HART is therefore supporting 2 primary health clinics in rural areas around Yei, where roads are still so damaged by war that access to the hospital in the town is impossible. The nurse practitioners who staff these clinics would welcome professional help with supplies and clinical updating.
In northern Nigeria, Kano State has been ravaged by conflict. There, we support a primary health care clinic serving a population so impoverished that they cannot afford to pay for medication, having to sell a goat or clothes to purchase life-saving medicines, forcing them further down the spiral of poverty and deprivation. The clinic was originally established by a Welsh nurse, who had to flee a few years ago when conflict erupted. HART is now focusing on acquisition of supplies and funding the salary of the nurse.
In Burma the brutal military junta with the Orwellian name, the State Peace and Development Council (SPDC) has been in the headlines for its ruthless suppression of the peaceful demonstrators pleading for democracy and freedom for political prisoners.

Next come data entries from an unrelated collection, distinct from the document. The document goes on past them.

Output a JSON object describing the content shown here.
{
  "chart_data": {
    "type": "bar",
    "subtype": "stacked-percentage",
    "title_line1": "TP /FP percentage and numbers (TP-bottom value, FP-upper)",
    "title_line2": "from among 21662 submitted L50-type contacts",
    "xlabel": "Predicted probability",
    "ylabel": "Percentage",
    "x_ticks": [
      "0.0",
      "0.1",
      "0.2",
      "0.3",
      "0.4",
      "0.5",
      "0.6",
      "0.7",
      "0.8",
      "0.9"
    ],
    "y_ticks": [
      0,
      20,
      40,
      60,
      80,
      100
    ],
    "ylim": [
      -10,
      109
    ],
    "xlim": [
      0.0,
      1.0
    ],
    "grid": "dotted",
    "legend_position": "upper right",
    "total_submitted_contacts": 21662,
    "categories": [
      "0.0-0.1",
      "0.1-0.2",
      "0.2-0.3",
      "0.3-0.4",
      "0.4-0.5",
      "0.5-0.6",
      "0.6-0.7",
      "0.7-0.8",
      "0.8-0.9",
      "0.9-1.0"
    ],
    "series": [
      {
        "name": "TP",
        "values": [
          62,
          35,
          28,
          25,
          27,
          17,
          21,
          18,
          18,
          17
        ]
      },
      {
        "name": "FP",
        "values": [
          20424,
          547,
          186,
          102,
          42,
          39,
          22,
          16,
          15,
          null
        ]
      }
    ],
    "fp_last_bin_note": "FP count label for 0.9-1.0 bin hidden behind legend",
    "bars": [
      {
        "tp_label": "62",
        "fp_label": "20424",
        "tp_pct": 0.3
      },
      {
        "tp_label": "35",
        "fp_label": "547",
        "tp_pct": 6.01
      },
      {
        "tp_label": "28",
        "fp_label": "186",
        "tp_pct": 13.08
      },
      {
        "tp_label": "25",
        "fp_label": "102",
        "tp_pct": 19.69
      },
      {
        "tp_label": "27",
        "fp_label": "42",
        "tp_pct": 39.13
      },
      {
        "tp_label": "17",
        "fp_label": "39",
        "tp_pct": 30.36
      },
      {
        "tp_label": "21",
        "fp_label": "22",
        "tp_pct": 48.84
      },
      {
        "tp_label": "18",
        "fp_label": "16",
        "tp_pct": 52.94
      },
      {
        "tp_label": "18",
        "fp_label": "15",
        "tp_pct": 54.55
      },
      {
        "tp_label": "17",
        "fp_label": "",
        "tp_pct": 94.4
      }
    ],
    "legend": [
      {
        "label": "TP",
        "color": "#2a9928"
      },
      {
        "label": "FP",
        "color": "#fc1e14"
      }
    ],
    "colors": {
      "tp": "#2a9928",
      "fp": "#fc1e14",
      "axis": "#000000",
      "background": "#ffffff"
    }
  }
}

Some of their voices have been heard. Less often heard are the voices of ethnic national groups like the Karen, Karenni, Shan, Chin and Rohingya peoples, trapped inside Burma and subject to systematic violations of human rights, including murder, rape, forced labour and torture. HART has 2 programmes supporting people suffering inside Burma, in areas where major aid organizations such as ICRC and UNHCR are forbidden by SPDC to visit. One project is based on a partnership with SWAN (Shan Women’s Action Network) to promote health education inside Shan State; we also support 2 clinics for the Chin people, as well as mobile medical teams working in remote areas with the hill tribes who have no provision of health care in their villages.

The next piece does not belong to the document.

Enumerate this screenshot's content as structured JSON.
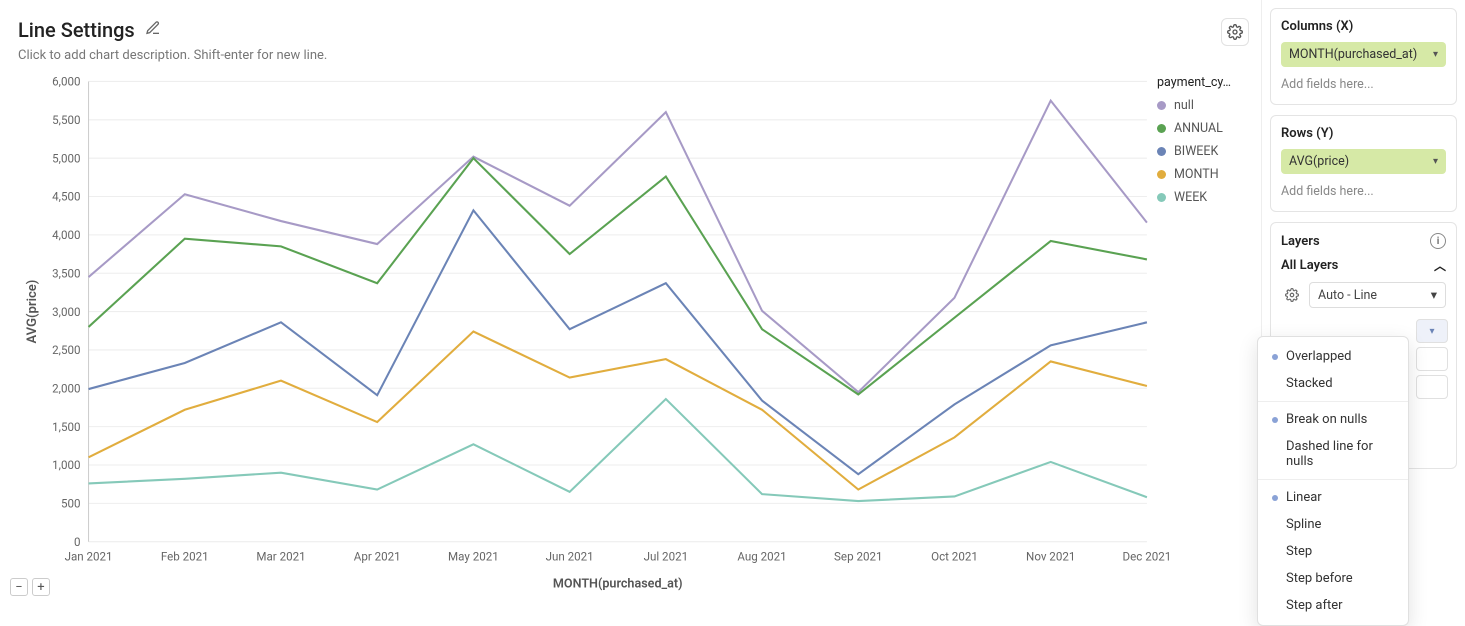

In East Timor, devastated by a bitter war and afflicted by a resurgence of violence in 2006, we are supporting an outreach programme to rural communities where children are dying from disease and malnutrition; in the Armenian enclave of Nagorno Karabakh, we have been asked to develop a Rehabilitation Centre – an innovative initiative, as the former Soviet Union had no concept of Rehabilitation and people with disabilities were merely ‘warehoused’, dying prematurely from pressure sores, urinary and respiratory infections. Our dedicated and visionary Director, Vardan Tadevosyan, has created a centre of excellence, which is disseminating the concept, principles and practice of holistic therapeutic repertoires throughout neighbouring countries such as Georgia, Chechnya, and Ossetia.
In conclusion, if any readers would like to use experience and expertise in a part of the world where you could really make a difference, we in HART would love to hear from you. Involvement need not take much time. For example, we would appreciate expert advice; a visit to one of our locations might only involve a week. We always return, inspired and often amazed by the way our partners multiply the few resources we give them in ways beyond anything we can imagine. You would also have the deep satisfaction of using your specialist knowledge on behalf of suffering people in some of the darkest and most forgotten parts of the world.

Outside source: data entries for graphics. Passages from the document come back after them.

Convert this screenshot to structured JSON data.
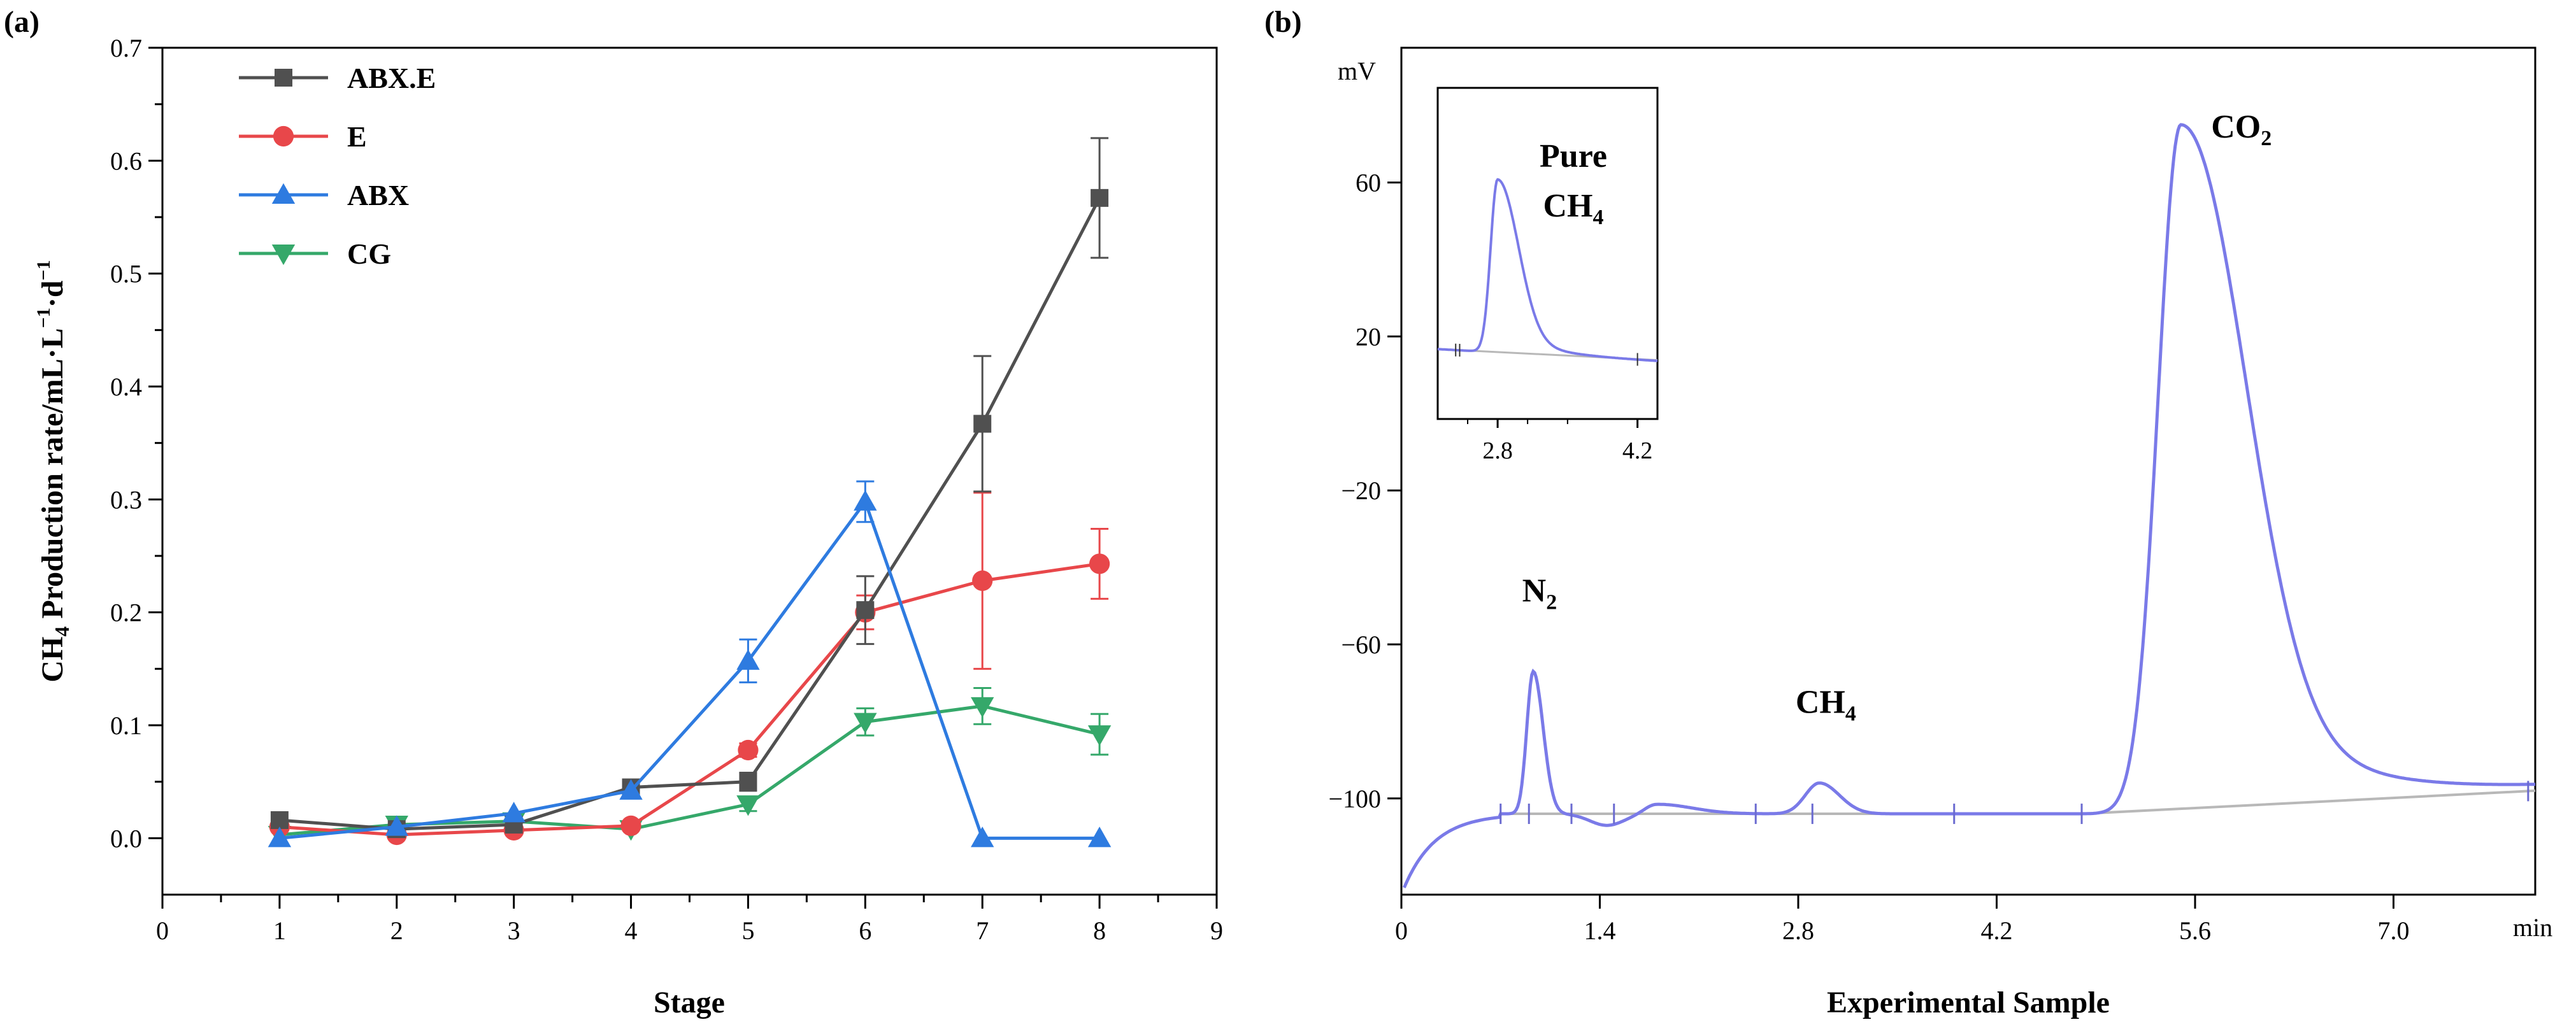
{
  "chart_data": [
    {
      "panel_label": "(a)",
      "type": "line",
      "title": "",
      "xlabel": "Stage",
      "ylabel": {
        "pre": "CH",
        "sub": "4",
        "main": " Production rate/mL·L",
        "sup1": "−1",
        "mid": "·d",
        "sup2": "−1"
      },
      "xlim": [
        0,
        9
      ],
      "ylim": [
        -0.05,
        0.7
      ],
      "xticks": [
        "0",
        "1",
        "2",
        "3",
        "4",
        "5",
        "6",
        "7",
        "8",
        "9"
      ],
      "yticks": [
        "0.0",
        "0.1",
        "0.2",
        "0.3",
        "0.4",
        "0.5",
        "0.6",
        "0.7"
      ],
      "legend_position": "top-left",
      "x": [
        1,
        2,
        3,
        4,
        5,
        6,
        7,
        8
      ],
      "series": [
        {
          "name": "ABX.E",
          "color": "#505050",
          "marker": "square",
          "values": [
            0.016,
            0.008,
            0.012,
            0.045,
            0.05,
            0.202,
            0.367,
            0.567
          ],
          "errors": [
            0.004,
            0.003,
            0.003,
            0.004,
            0.008,
            0.03,
            0.06,
            0.053
          ]
        },
        {
          "name": "E",
          "color": "#e8474a",
          "marker": "circle",
          "values": [
            0.01,
            0.003,
            0.007,
            0.011,
            0.078,
            0.2,
            0.228,
            0.243
          ],
          "errors": [
            0.003,
            0.002,
            0.002,
            0.003,
            0.006,
            0.015,
            0.078,
            0.031
          ]
        },
        {
          "name": "ABX",
          "color": "#2e7be0",
          "marker": "triangle-up",
          "values": [
            0.0,
            0.01,
            0.022,
            0.042,
            0.157,
            0.298,
            0.0,
            0.0
          ],
          "errors": [
            0.003,
            0.003,
            0.004,
            0.004,
            0.019,
            0.018,
            0.0,
            0.0
          ]
        },
        {
          "name": "CG",
          "color": "#35a86a",
          "marker": "triangle-down",
          "values": [
            0.003,
            0.012,
            0.015,
            0.008,
            0.03,
            0.103,
            0.117,
            0.092
          ],
          "errors": [
            0.002,
            0.003,
            0.003,
            0.003,
            0.006,
            0.012,
            0.016,
            0.018
          ]
        }
      ]
    },
    {
      "panel_label": "(b)",
      "type": "line",
      "title": "",
      "xlabel": "Experimental Sample",
      "xunit": "min",
      "yunit": "mV",
      "xlim": [
        0,
        8.0
      ],
      "ylim": [
        -125,
        95
      ],
      "xticks": [
        0,
        1.4,
        2.8,
        4.2,
        5.6,
        7.0
      ],
      "xtick_labels": [
        "0",
        "1.4",
        "2.8",
        "4.2",
        "5.6",
        "7.0"
      ],
      "yticks": [
        60,
        20,
        -20,
        -60,
        -100
      ],
      "ytick_labels": [
        "60",
        "20",
        "−20",
        "−60",
        "−100"
      ],
      "trace_color": "#7a7ae8",
      "baseline_color": "#b8b8b8",
      "baseline_points": [
        [
          0.7,
          -104
        ],
        [
          3.2,
          -104
        ],
        [
          4.8,
          -104
        ],
        [
          8.0,
          -98
        ]
      ],
      "integration_marks": [
        0.7,
        0.9,
        1.2,
        1.5,
        2.5,
        2.9,
        3.9,
        4.8,
        7.95
      ],
      "peaks": [
        {
          "label": "N",
          "sub": "2",
          "rt": 0.93,
          "height_mV": -67
        },
        {
          "label": "CH",
          "sub": "4",
          "rt": 2.95,
          "height_mV": -96
        },
        {
          "label": "CO",
          "sub": "2",
          "rt": 5.5,
          "height_mV": 75
        }
      ],
      "inset": {
        "label_line1": "Pure",
        "label_line2_pre": "CH",
        "label_line2_sub": "4",
        "xticks": [
          "2.8",
          "4.2"
        ],
        "xlim": [
          2.2,
          4.4
        ],
        "peak_rt": 2.8
      }
    }
  ]
}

When I qualified as a nurse at the London Hospital, I was struck by the ideal enshrined in the hospital’s motto: Humani nihil a me alienum puto’, which can be translated into: ‘I must be concerned for all humanity’.
Thank you for letting me share with you the way in which it has been my privilege to try to put some aspects of this ideal into practice.
May I wish you all your own professional satisfaction in developing your immensely important specialism of Emergency Nursing, supported and encouraged by this very significant and well-named Journal!